The fresco by Sheri S. Tepper

She got up, putting on her careful smile, wondering what he was thinking. She had taken pains to dress like a woman who deserved to be taken seriously. She’d gone to the hairdresser at the hotel first thing this morning, her suit was well made, and so were her shoes. The cube was in a shopping bag, so she could look like any ordinary shopper, except for the bruise greening one cheek, just under her dark glasses. She saw Representative Alvarez’s eyes settle on it, just for a moment, and his lips tightened.

“Mrs. Alvarez?” He smiled very nicely and kept his voice gentle. Well, he’d sponsored a lot of anti abuse legislation, and the public knew all about how his mother had died. “I’m intrigued by your message.”

“Are you, really?” She was pleased. “I tried to make it intriguing. I know you must be pestered to death, and the last person you want to talk to is somemujer loca from back home.” She looked around his office, a little flustered, summoning up her daytime, working-woman self, the one who dealt with people all the time.

She went to the chair he gestured toward and seated herself when he did, just across from him, with no desk between.

“Tell me about yourself,” he asked, smiling. “You’re from New Mexico? Married? With children?”

“Two. They’re both in college in California.” He started to say something then caught himself. She guessed he was going to say she didn’t look old enough. People often said that. The truth was, she wasn’t old enough. There were still too many Hispanic girls like her, having babies at fifteen or sixteen, more among Hispanics than any other group. Among her people,familia had always been more important than anything, and babies born too soon, though grieved over, were accepted.

“Now, what brings you to Washington?” he asked.

She took a deep breath and said firmly, “I was hired. They paid me to bring this thing to someone in authority.”

She bent toward the shopping bag, unwrapped the tissue and came up with the shiny cube, reached over and handed it to him. He took it as though it might be a bomb and almost dropped it when it immediately turned firecracker red. He was old enough to remember when kids played with firecrackers, and he held it, feeling it.

Benita knew it felt like leather. Not soft, precisely, but yielding. Not like plastic or wood. He turned it over, and it screamed at him. He almost dropped it.

She reached for it and turned it over, at which point it stopped yelping. “It has a right side up,” she told him. “And it yells if you upset it or leave it alone. So long as you’ve got it near you, it stays quiet. When it turns blue, it’s okay. You can feel it kind of buzzing? On your fingers?”

He stared at the thing. She knew he could feel the vibration, and the color had faded somewhat toward the purple. “What does it do?” he asked.

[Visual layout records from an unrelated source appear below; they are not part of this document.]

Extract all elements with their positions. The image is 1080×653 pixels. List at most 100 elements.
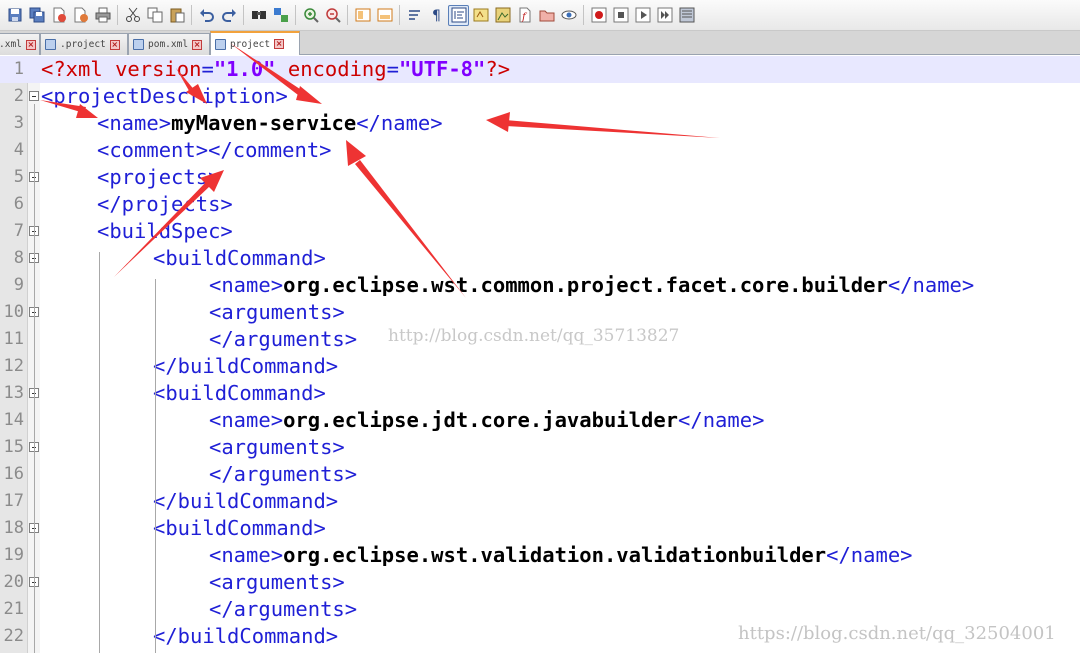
file-icon xyxy=(215,38,226,50)
tab-dot-project[interactable]: .project × xyxy=(40,33,128,55)
sync-horizontal-icon[interactable] xyxy=(374,5,395,26)
stop-macro-icon[interactable] xyxy=(610,5,631,26)
xml-tag: <name> xyxy=(209,273,284,297)
show-all-chars-icon[interactable]: ¶ xyxy=(426,5,447,26)
code-line[interactable]: 17 </buildCommand> xyxy=(0,488,1080,515)
redo-icon[interactable] xyxy=(218,5,239,26)
code-line[interactable]: 8 <buildCommand> xyxy=(0,245,1080,272)
copy-icon[interactable] xyxy=(144,5,165,26)
close-icon[interactable]: × xyxy=(109,39,120,50)
code-line[interactable]: 19 <name>org.eclipse.wst.validation.valid… xyxy=(0,542,1080,569)
watermark-text: https://blog.csdn.net/qq_32504001 xyxy=(738,623,1056,644)
code-line[interactable]: 13 <buildCommand> xyxy=(0,380,1080,407)
xml-attribute-value: "1.0" xyxy=(213,57,276,81)
xml-tag: <projectDescription> xyxy=(41,84,288,108)
code-line[interactable]: 4 <comment></comment> xyxy=(0,137,1080,164)
code-line[interactable]: 14 <name>org.eclipse.jdt.core.javabuilder… xyxy=(0,407,1080,434)
sync-vertical-icon[interactable] xyxy=(352,5,373,26)
xml-tag: </arguments> xyxy=(209,597,358,621)
tab-label: .project xyxy=(60,39,106,50)
close-icon[interactable]: × xyxy=(274,39,285,49)
save-macro-icon[interactable] xyxy=(676,5,697,26)
code-text: <comment></comment> xyxy=(97,138,332,163)
play-macro-icon[interactable] xyxy=(632,5,653,26)
code-line[interactable]: 3 <name>myMaven-service</name> xyxy=(0,110,1080,137)
line-number: 5 xyxy=(13,167,24,187)
code-line[interactable]: 12 </buildCommand> xyxy=(0,353,1080,380)
xml-tag: <arguments> xyxy=(209,435,345,459)
code-text: <name>myMaven-service</name> xyxy=(97,111,443,136)
xml-tag: <name> xyxy=(209,543,284,567)
code-text: </arguments> xyxy=(209,597,357,622)
code-line[interactable]: 2 <projectDescription> xyxy=(0,83,1080,110)
save-icon[interactable] xyxy=(4,5,25,26)
zoom-out-icon[interactable] xyxy=(322,5,343,26)
close-all-icon[interactable] xyxy=(70,5,91,26)
toolbar-separator xyxy=(191,5,192,25)
code-text: <name>org.eclipse.jdt.core.javabuilder</… xyxy=(209,408,764,433)
code-text: </arguments> xyxy=(209,327,357,352)
file-icon xyxy=(45,39,56,50)
code-line[interactable]: 5 <projects> xyxy=(0,164,1080,191)
code-editor[interactable]: 1 <?xml version="1.0" encoding="UTF-8"?> 2… xyxy=(0,56,1080,653)
xml-tag: <projects> xyxy=(97,165,221,189)
close-file-icon[interactable] xyxy=(48,5,69,26)
indent-guide-icon[interactable] xyxy=(448,4,469,26)
code-text: <projectDescription> xyxy=(41,84,288,109)
word-wrap-icon[interactable] xyxy=(404,5,425,26)
svg-text:¶: ¶ xyxy=(432,8,441,23)
code-line[interactable]: 16 </arguments> xyxy=(0,461,1080,488)
xml-tag: <arguments> xyxy=(209,570,345,594)
cut-icon[interactable] xyxy=(122,5,143,26)
line-number: 14 xyxy=(3,410,24,430)
run-macro-icon[interactable] xyxy=(654,5,675,26)
user-lang-icon[interactable] xyxy=(470,5,491,26)
close-icon[interactable]: × xyxy=(192,39,203,50)
tab-xml[interactable]: .xml × xyxy=(0,33,40,55)
function-list-icon[interactable]: f xyxy=(514,5,535,26)
code-line[interactable]: 21 </arguments> xyxy=(0,596,1080,623)
xml-tag: </projects> xyxy=(97,192,233,216)
code-text: </projects> xyxy=(97,192,233,217)
fold-toggle-icon[interactable] xyxy=(29,91,39,101)
print-icon[interactable] xyxy=(92,5,113,26)
tab-pom-xml[interactable]: pom.xml × xyxy=(128,33,210,55)
folder-workspace-icon[interactable] xyxy=(536,5,557,26)
line-number: 16 xyxy=(3,464,24,484)
watermark-text: http://blog.csdn.net/qq_35713827 xyxy=(388,326,680,346)
xml-tag: </name> xyxy=(826,543,913,567)
code-line[interactable]: 20 <arguments> xyxy=(0,569,1080,596)
zoom-in-icon[interactable] xyxy=(300,5,321,26)
code-line[interactable]: 1 <?xml version="1.0" encoding="UTF-8"?> xyxy=(0,56,1080,83)
indent-guide xyxy=(155,279,156,653)
xml-tag: </arguments> xyxy=(209,462,358,486)
code-line[interactable]: 15 <arguments> xyxy=(0,434,1080,461)
line-number: 15 xyxy=(3,437,24,457)
close-icon[interactable]: × xyxy=(25,39,36,50)
code-text: </buildCommand> xyxy=(153,624,338,649)
fold-guide xyxy=(34,104,35,653)
monitoring-icon[interactable] xyxy=(558,5,579,26)
code-line[interactable]: 7 <buildSpec> xyxy=(0,218,1080,245)
tab-bar: .xml × .project × pom.xml × project × xyxy=(0,31,1080,55)
replace-icon[interactable] xyxy=(270,5,291,26)
save-all-icon[interactable] xyxy=(26,5,47,26)
code-line[interactable]: 9 <name>org.eclipse.wst.common.project.fa… xyxy=(0,272,1080,299)
toolbar-separator xyxy=(583,5,584,25)
code-line[interactable]: 18 <buildCommand> xyxy=(0,515,1080,542)
line-number: 12 xyxy=(3,356,24,376)
code-text: <buildCommand> xyxy=(153,381,326,406)
paste-icon[interactable] xyxy=(166,5,187,26)
undo-icon[interactable] xyxy=(196,5,217,26)
find-icon[interactable] xyxy=(248,5,269,26)
code-text: <name>org.eclipse.wst.validation.validat… xyxy=(209,543,913,568)
line-number: 1 xyxy=(13,59,24,79)
doc-map-icon[interactable] xyxy=(492,5,513,26)
code-line[interactable]: 10 <arguments> xyxy=(0,299,1080,326)
code-line[interactable]: 6 </projects> xyxy=(0,191,1080,218)
xml-tag: <arguments> xyxy=(209,300,345,324)
xml-tag: </arguments> xyxy=(209,327,358,351)
xml-attribute: encoding xyxy=(275,57,387,81)
tab-project-active[interactable]: project × xyxy=(210,31,300,55)
record-macro-icon[interactable] xyxy=(588,5,609,26)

“They didn’t say. They just said it would do all the convincing and explaining that was necessary. I kind of expected it to do it when I gave it to you. Maybe not, though. Maybe it won’t turn on until it gets to the president or somebody like that?”

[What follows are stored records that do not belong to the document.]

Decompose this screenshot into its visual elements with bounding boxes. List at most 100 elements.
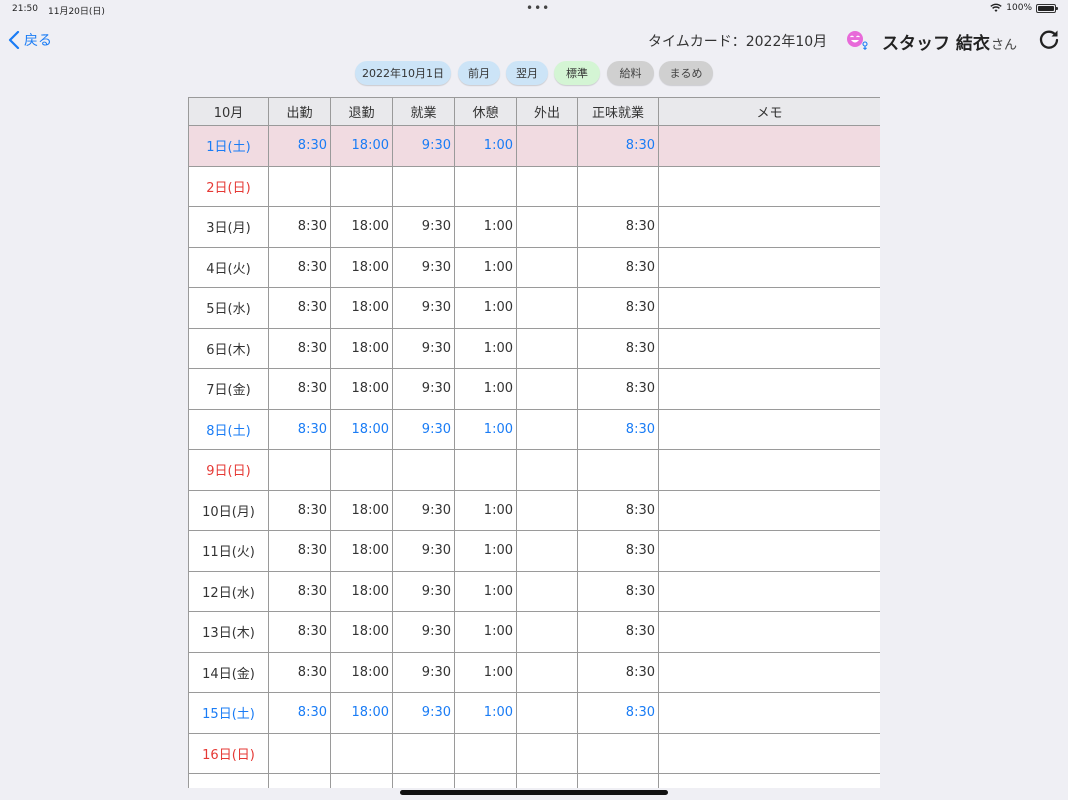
cell-work: 9:30 [392,287,455,329]
cell-clock-in: 8:30 [268,327,331,369]
table-row[interactable]: 12日(水) 8:30 18:00 9:30 1:00 8:30 [188,570,880,612]
cell-work: 9:30 [392,611,455,653]
cell-memo[interactable] [658,530,880,572]
table-row[interactable]: 11日(火) 8:30 18:00 9:30 1:00 8:30 [188,530,880,572]
header-clock-in: 出勤 [268,97,331,126]
cell-memo[interactable] [658,651,880,693]
cell-net-work: 8:30 [577,125,659,167]
cell-memo[interactable] [658,206,880,248]
cell-memo[interactable] [658,489,880,531]
cell-break: 1:00 [454,327,517,369]
cell-clock-out: 18:00 [330,651,393,693]
cell-out [516,570,578,612]
cell-net-work: 8:30 [577,489,659,531]
table-row[interactable]: 16日(日) [188,732,880,774]
cell-clock-in: 8:30 [268,692,331,734]
cell-clock-out: 18:00 [330,408,393,450]
cell-clock-out [330,773,393,788]
table-row[interactable]: 15日(土) 8:30 18:00 9:30 1:00 8:30 [188,692,880,734]
cell-day: 6日(木) [188,327,269,369]
status-bar: 21:50 11月20日(日) ••• 100% [0,0,1068,18]
cell-net-work: 8:30 [577,692,659,734]
cell-break: 1:00 [454,530,517,572]
header-out: 外出 [516,97,578,126]
cell-clock-in: 8:30 [268,246,331,288]
cell-clock-out: 18:00 [330,570,393,612]
cell-clock-out: 18:00 [330,489,393,531]
table-row[interactable]: 7日(金) 8:30 18:00 9:30 1:00 8:30 [188,368,880,410]
home-indicator[interactable] [400,790,668,795]
cell-net-work: 8:30 [577,368,659,410]
table-row[interactable]: 13日(木) 8:30 18:00 9:30 1:00 8:30 [188,611,880,653]
cell-day: 13日(木) [188,611,269,653]
cell-day: 10日(月) [188,489,269,531]
cell-out [516,408,578,450]
cell-memo[interactable] [658,246,880,288]
cell-day: 12日(水) [188,570,269,612]
refresh-icon[interactable] [1038,28,1060,50]
standard-button[interactable]: 標準 [554,61,600,85]
table-row[interactable]: 1日(土) 8:30 18:00 9:30 1:00 8:30 [188,125,880,167]
cell-clock-in [268,773,331,788]
cell-clock-out: 18:00 [330,125,393,167]
cell-clock-out: 18:00 [330,611,393,653]
cell-memo[interactable] [658,125,880,167]
prev-month-button[interactable]: 前月 [458,61,500,85]
timecard-table[interactable]: 10月 出勤 退勤 就業 休憩 外出 正味就業 メモ 1日(土) 8:30 18:0… [188,97,880,788]
cell-out [516,773,578,788]
table-row[interactable]: 10日(月) 8:30 18:00 9:30 1:00 8:30 [188,489,880,531]
cell-work: 9:30 [392,246,455,288]
cell-memo[interactable] [658,408,880,450]
table-row[interactable] [188,773,880,788]
table-row[interactable]: 2日(日) [188,165,880,207]
table-row[interactable]: 3日(月) 8:30 18:00 9:30 1:00 8:30 [188,206,880,248]
cell-clock-in: 8:30 [268,206,331,248]
back-label: 戻る [24,33,52,49]
cell-memo[interactable] [658,732,880,774]
cell-break [454,449,517,491]
cell-net-work: 8:30 [577,651,659,693]
back-button[interactable]: 戻る [8,30,52,50]
cell-memo[interactable] [658,449,880,491]
cell-clock-out: 18:00 [330,368,393,410]
next-month-button[interactable]: 翌月 [506,61,548,85]
cell-clock-out: 18:00 [330,692,393,734]
cell-memo[interactable] [658,287,880,329]
cell-day: 9日(日) [188,449,269,491]
salary-button[interactable]: 給料 [607,61,654,85]
cell-day: 11日(火) [188,530,269,572]
cell-memo[interactable] [658,570,880,612]
cell-work [392,773,455,788]
header-month: 10月 [188,97,269,126]
cell-break: 1:00 [454,489,517,531]
cell-net-work: 8:30 [577,408,659,450]
cell-memo[interactable] [658,692,880,734]
table-row[interactable]: 5日(水) 8:30 18:00 9:30 1:00 8:30 [188,287,880,329]
cell-memo[interactable] [658,327,880,369]
table-row[interactable]: 6日(木) 8:30 18:00 9:30 1:00 8:30 [188,327,880,369]
table-row[interactable]: 14日(金) 8:30 18:00 9:30 1:00 8:30 [188,651,880,693]
cell-day: 4日(火) [188,246,269,288]
cell-work: 9:30 [392,651,455,693]
status-date: 11月20日(日) [48,7,105,17]
table-row[interactable]: 4日(火) 8:30 18:00 9:30 1:00 8:30 [188,246,880,288]
cell-out [516,287,578,329]
female-symbol-icon [862,41,868,50]
cell-work: 9:30 [392,327,455,369]
date-button[interactable]: 2022年10月1日 [355,61,451,85]
cell-work: 9:30 [392,125,455,167]
cell-break: 1:00 [454,651,517,693]
smiley-face-icon [847,31,868,50]
cell-memo[interactable] [658,165,880,207]
cell-clock-in: 8:30 [268,125,331,167]
cell-work: 9:30 [392,489,455,531]
cell-memo[interactable] [658,368,880,410]
rounding-button[interactable]: まるめ [659,61,713,85]
cell-net-work: 8:30 [577,530,659,572]
table-row[interactable]: 9日(日) [188,449,880,491]
cell-memo[interactable] [658,611,880,653]
cell-clock-out [330,732,393,774]
cell-memo[interactable] [658,773,880,788]
multitasking-dots-icon[interactable]: ••• [526,1,550,15]
table-row[interactable]: 8日(土) 8:30 18:00 9:30 1:00 8:30 [188,408,880,450]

He snorted. “I can picture that. The Secret Service would just love it. A sealed container with who knows what in it!”

“I thought it might be a bomb,” she agreed, nodding. “Except it went through all the machines at the airport. There was even a sniffer dog, and he didn’t twitch.”

“Probably looking for cocaine,” he muttered. “Who gave this to you?”

“They were strangers to me,” she said, using the phrase she had decided upon during the plane trip. Strangers were acceptable. Aliens might not be. “They came up to me in the mountains, where I was hunting mushrooms, and they gave me that cube and some money, and they asked me to take it to someone in authority over our country.”

He started to ask the sensible questions, like where, and when, and how many of them had there been, when a loud voice in the outer office made him turn in that direction.